English historian and writer

Geoffrey the Baker (died c. 1360), also called Walter of Swinbroke, was an English chronicler. He was probably a secular clerk at Swinbrook in Oxfordshire.

He wrote a Chronicon Angliae temporibus Edwardi II et Edwardi III, which deals with the history of England from 1303 to 1356. From the beginning until about 1324 this work is based upon Adam Murimuth's Continuatio chronicarum, but after this date it contains information not found elsewhere, and closes with a detailed account of the Battle of Poitiers. The author obtained his knowledge about the last days of Edward II from William Bisschop, a companion of the king's alleged murderers, Thomas Gurney, William Ockley and John Maltravers.

Geoffrey also wrote a Chroniculum from the creation of the world until 1336. His writings have been edited with notes by Sir Edward Maunde Thompson as the Chronicon Galfridi le Baker de Swynebroke (Oxford, 1889). Some doubt exists concerning Geoffrey's share in the compilation of the Vita et mors Edwardi II, usually attributed to Sir Thomas de la More, or Moor, and printed by William Camden in his Anglica scripta.

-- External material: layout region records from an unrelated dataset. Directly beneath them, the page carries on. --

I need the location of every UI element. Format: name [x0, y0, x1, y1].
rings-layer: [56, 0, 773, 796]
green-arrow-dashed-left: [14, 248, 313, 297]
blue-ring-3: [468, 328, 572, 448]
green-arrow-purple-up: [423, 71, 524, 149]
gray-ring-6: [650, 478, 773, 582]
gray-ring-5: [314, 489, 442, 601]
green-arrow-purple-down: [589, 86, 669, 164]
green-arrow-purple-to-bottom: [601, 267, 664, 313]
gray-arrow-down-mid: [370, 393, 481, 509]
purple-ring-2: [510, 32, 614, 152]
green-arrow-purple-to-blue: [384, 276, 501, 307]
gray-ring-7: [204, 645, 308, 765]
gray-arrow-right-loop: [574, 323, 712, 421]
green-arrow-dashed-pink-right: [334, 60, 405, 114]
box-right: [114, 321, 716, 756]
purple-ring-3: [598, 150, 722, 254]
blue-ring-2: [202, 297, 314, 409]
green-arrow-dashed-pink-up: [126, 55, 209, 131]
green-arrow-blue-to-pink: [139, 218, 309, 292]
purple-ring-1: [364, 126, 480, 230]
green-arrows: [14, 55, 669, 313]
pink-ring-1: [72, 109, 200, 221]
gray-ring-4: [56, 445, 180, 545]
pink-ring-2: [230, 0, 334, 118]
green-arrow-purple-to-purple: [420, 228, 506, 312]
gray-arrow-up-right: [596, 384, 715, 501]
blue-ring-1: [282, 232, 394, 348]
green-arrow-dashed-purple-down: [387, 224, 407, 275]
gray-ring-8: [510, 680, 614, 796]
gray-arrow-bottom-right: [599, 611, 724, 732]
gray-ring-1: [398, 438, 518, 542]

It has been maintained by Camden and others that More wrote an account of Edward's reign in French, and that this was translated into Latin by Geoffrey and used by him in compiling his Chronicon. Nineteenth-century scholarship, however, asserts that More was no writer, and that the Vita et mors is an extract from Geoffrey's Chronicon, and was attributed to More, who was the author's patron. In the main this conclusion substantiates the verdict of William Stubbs, who has published the Vita et mors in his Chronicles of the reigns of Edward I and Edward II (London, 1883). The manuscripts of Geoffrey's works are in the Bodleian Library at Oxford.